There might not be a varsity lacrosse team at Georgia, but that isn’t stopping the Bulldogs from learning the ins and outs of the poke, the ding dong and the rusty gate — all different forms of checks in lacrosse.

The sport has picked up steam across the nation, specifically in the mid-Atlantic region where the Dukes, Marylands and Syracuses of the world have taken on a newer-generation sport that combines speed and finesse with physicality and aggression.

Georgia hasn’t yet joined the varsity lacrosse movement, but the football team is making sure to fill that void until the university decides to add the sport to the athletic department.

At least, that’s if Bulldogs coach Kirby Smart has his way.

Georgia’s first-year coach has a track record of using non-football symbols as a way to motivate his defensive personnel. While at Alabama, the defense used a WCW title belt to signify the defensive player that created the best ball disruption (force fumbles, interceptions, swatted passes, etc.) on the defensive side of the ball.

Points were awarded to Crimson Tide defenders for certain plays with an emphasis on turnover creation. The belt was passed along from teammate-to-teammate for exemplary defensive days, and it became so entrenched in the mindset of the team that the top players in fall camp got their names engraved on the belt.

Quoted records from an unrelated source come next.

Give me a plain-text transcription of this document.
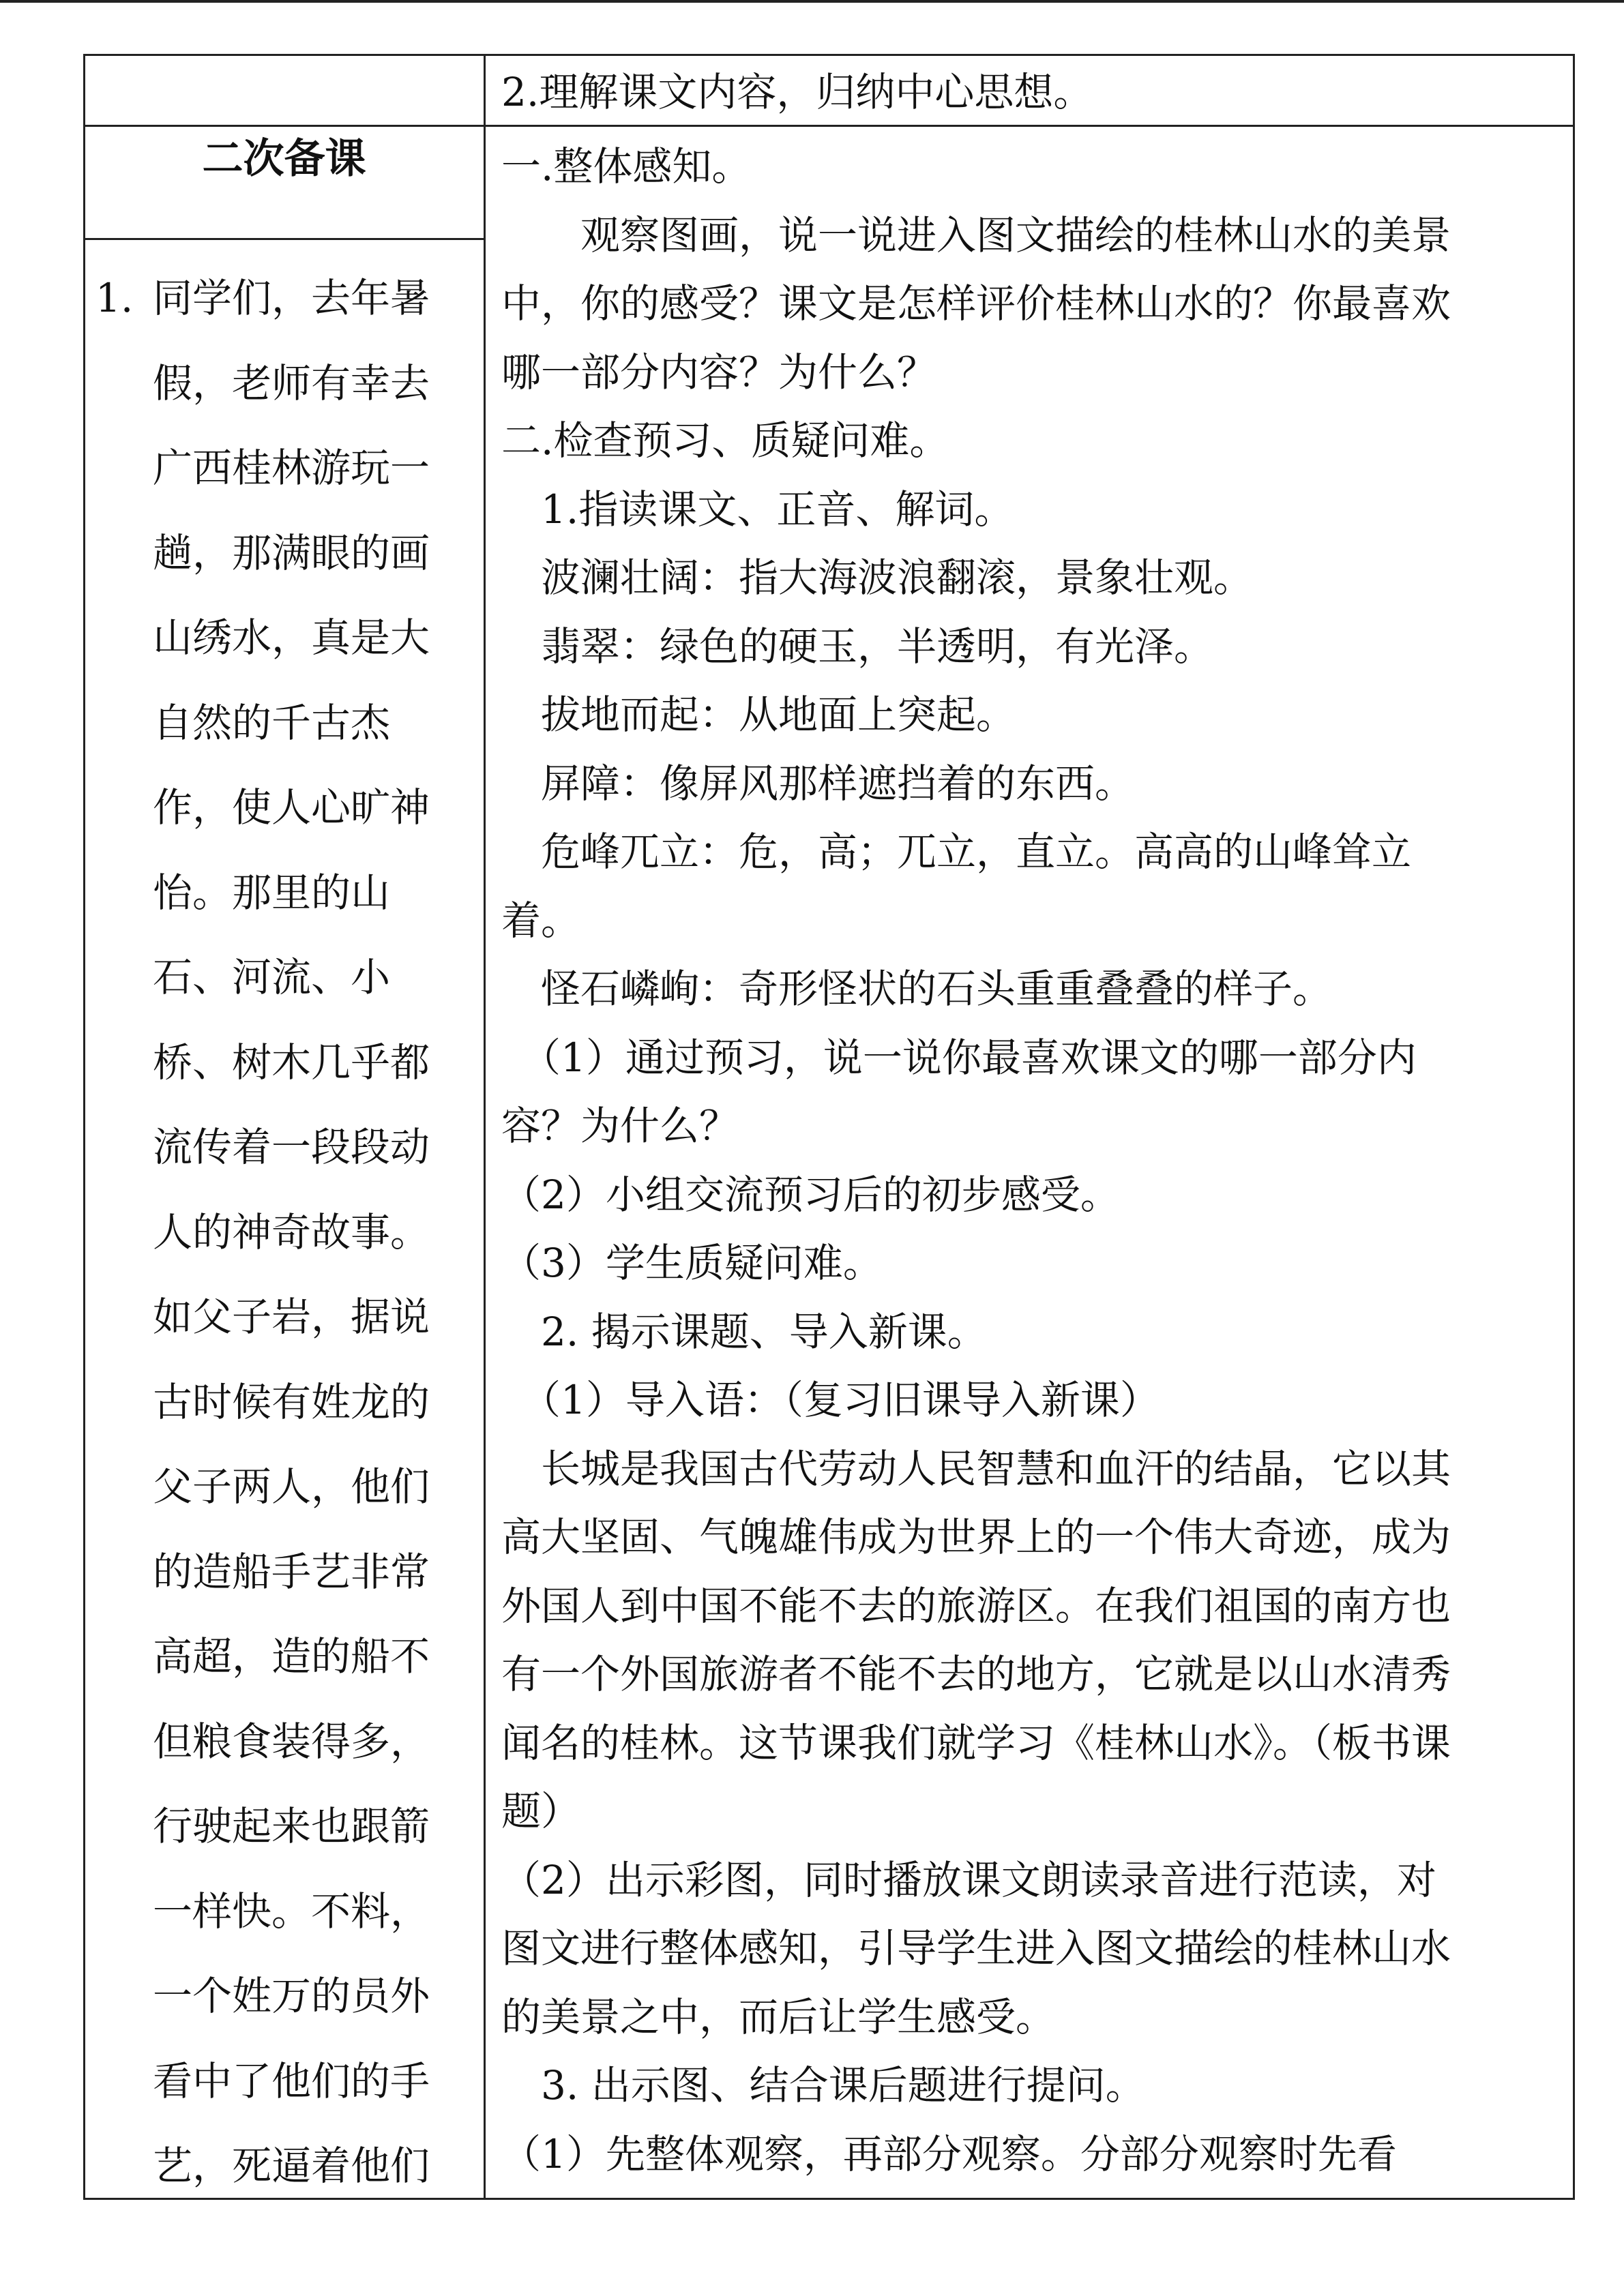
2.理解课文内容，归纳中心思想。
二次备课
1. 同学们，去年暑
假，老师有幸去
广西桂林游玩一
趟，那满眼的画
山绣水，真是大
自然的千古杰
作，使人心旷神
怡。那里的山
石、河流、小
桥、树木几乎都
流传着一段段动
人的神奇故事。
如父子岩，据说
古时候有姓龙的
父子两人，他们
的造船手艺非常
高超，造的船不
但粮食装得多，
行驶起来也跟箭
一样快。不料，
一个姓万的员外
看中了他们的手
艺，死逼着他们
一.整体感知。
　　观察图画，说一说进入图文描绘的桂林山水的美景
中，你的感受？课文是怎样评价桂林山水的？你最喜欢
哪一部分内容？为什么？
二.检查预习、质疑问难。
　1.指读课文、正音、解词。
　波澜壮阔：指大海波浪翻滚，景象壮观。
　翡翠：绿色的硬玉，半透明，有光泽。
　拔地而起：从地面上突起。
　屏障：像屏风那样遮挡着的东西。
　危峰兀立：危，高；兀立，直立。高高的山峰耸立
着。
　怪石嶙峋：奇形怪状的石头重重叠叠的样子。
　（1）通过预习，说一说你最喜欢课文的哪一部分内
容？为什么？
（2）小组交流预习后的初步感受。
（3）学生质疑问难。
　2. 揭示课题、导入新课。
　（1）导入语：（复习旧课导入新课）
　长城是我国古代劳动人民智慧和血汗的结晶，它以其
高大坚固、气魄雄伟成为世界上的一个伟大奇迹，成为
外国人到中国不能不去的旅游区。在我们祖国的南方也
有一个外国旅游者不能不去的地方，它就是以山水清秀
闻名的桂林。这节课我们就学习《桂林山水》。（板书课
题）
（2）出示彩图，同时播放课文朗读录音进行范读，对
图文进行整体感知，引导学生进入图文描绘的桂林山水
的美景之中，而后让学生感受。
　3. 出示图、结合课后题进行提问。
（1）先整体观察，再部分观察。分部分观察时先看
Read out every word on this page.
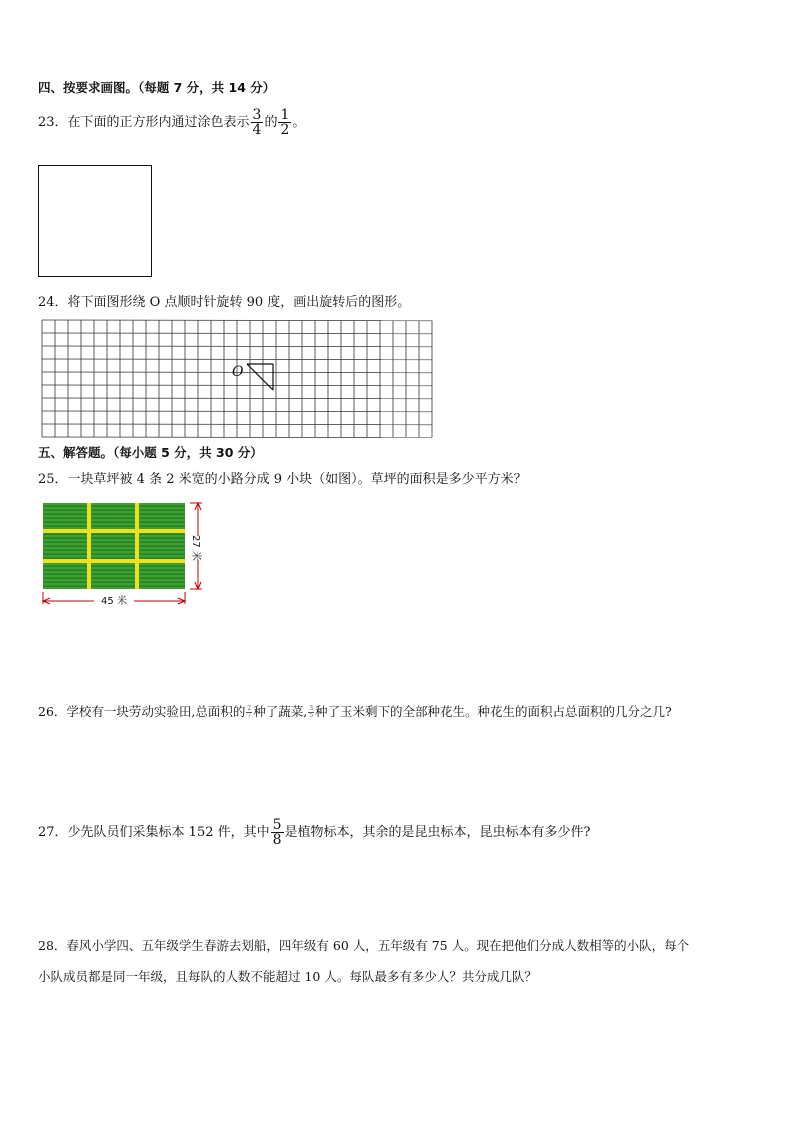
四、按要求画图。（每题 7 分，共 14 分）
23．在下面的正方形内通过涂色表示 $\frac{3}{4}$ 的 $\frac{1}{2}$ 。
24．将下面图形绕 O 点顺时针旋转 90 度，画出旋转后的图形。
O
五、解答题。（每小题 5 分，共 30 分）
25．一块草坪被 4 条 2 米宽的小路分成 9 小块（如图）。草坪的面积是多少平方米？
27 米
45 米
26．学校有一块劳动实验田,总面积的 $\frac{2}{7}$ 种了蔬菜, $\frac{3}{5}$ 种了玉米剩下的全部种花生。种花生的面积占总面积的几分之几?
27．少先队员们采集标本 152 件，其中 $\frac{5}{8}$ 是植物标本，其余的是昆虫标本，昆虫标本有多少件?
28．春风小学四、五年级学生春游去划船，四年级有 60 人，五年级有 75 人。现在把他们分成人数相等的小队，每个
小队成员都是同一年级，且每队的人数不能超过 10 人。每队最多有多少人？共分成几队？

On ESPN’s G-Day broadcast, sideline reporter Shannon Spake told the story of the time she wore the affectionately named “ball-out belt” on the Alabama sideline. Smart informed her she might not want to tell coach Nick Saban why she was wearing it because, apparently, the man often thought to be a control freak didn’t know about his defensive coordinator’s little incentive technique.

As the head man, Smart doesn’t have to worry about anyone finding out about his new strategy, which has replaced the WCW belt with a pair of lacrosse sticks — one awarded to the secondary and one awarded to the front seven.

According to Marc Weiszer of the Athens Banner-Herald, Kirby Smart doesn’t have a lacrosse background, and admittedly, doesn’t really know much about the sport.

That hasn’t shielded Smart from the obvious tenacity most lacrosse athletes have shown in the few times he has watched the sport. Smart indicated his admiration of lacrosse players for their willingness to throw their body and sticks at offensive players in hopes of forcing a turnover or loose ball.

That’s exactly what the defensive-minded coach hopes to see from his new defense, so he wanted to up the ante by offering a symbol of courageous defensive efforts. You strip the ball loose, you get the stick. You pick off a pass, the stick is all yours.

It’s a pretty simple perform-and-reward concept that the entire defense, so it seems, has embraced. Quincy Mauger and Malkom Parrish appear to be the front-runners for most times earning the lacrosse stick in the spring.

Smart wasn’t pleased with the showing in the G-Day game, telling Weiszer that nobody earned the stick after the spring scrimmage, though Aaron Davis did get some face time with one of the lacrosse sticks on the G-Day broadcast after his 98-yard interception return for a touchdown, prompting the ESPN sideline report on the defense’s newest prop.

So Georgia might not know that much about the sport as a whole, but the Bulldogs seem to know that if they’re flaunting the lacrosse stick, they did something right.

And if they need any more pointers, Smart might be wise to reach out to the Georgia club lacrosse team — known social media gurus — for some pointers.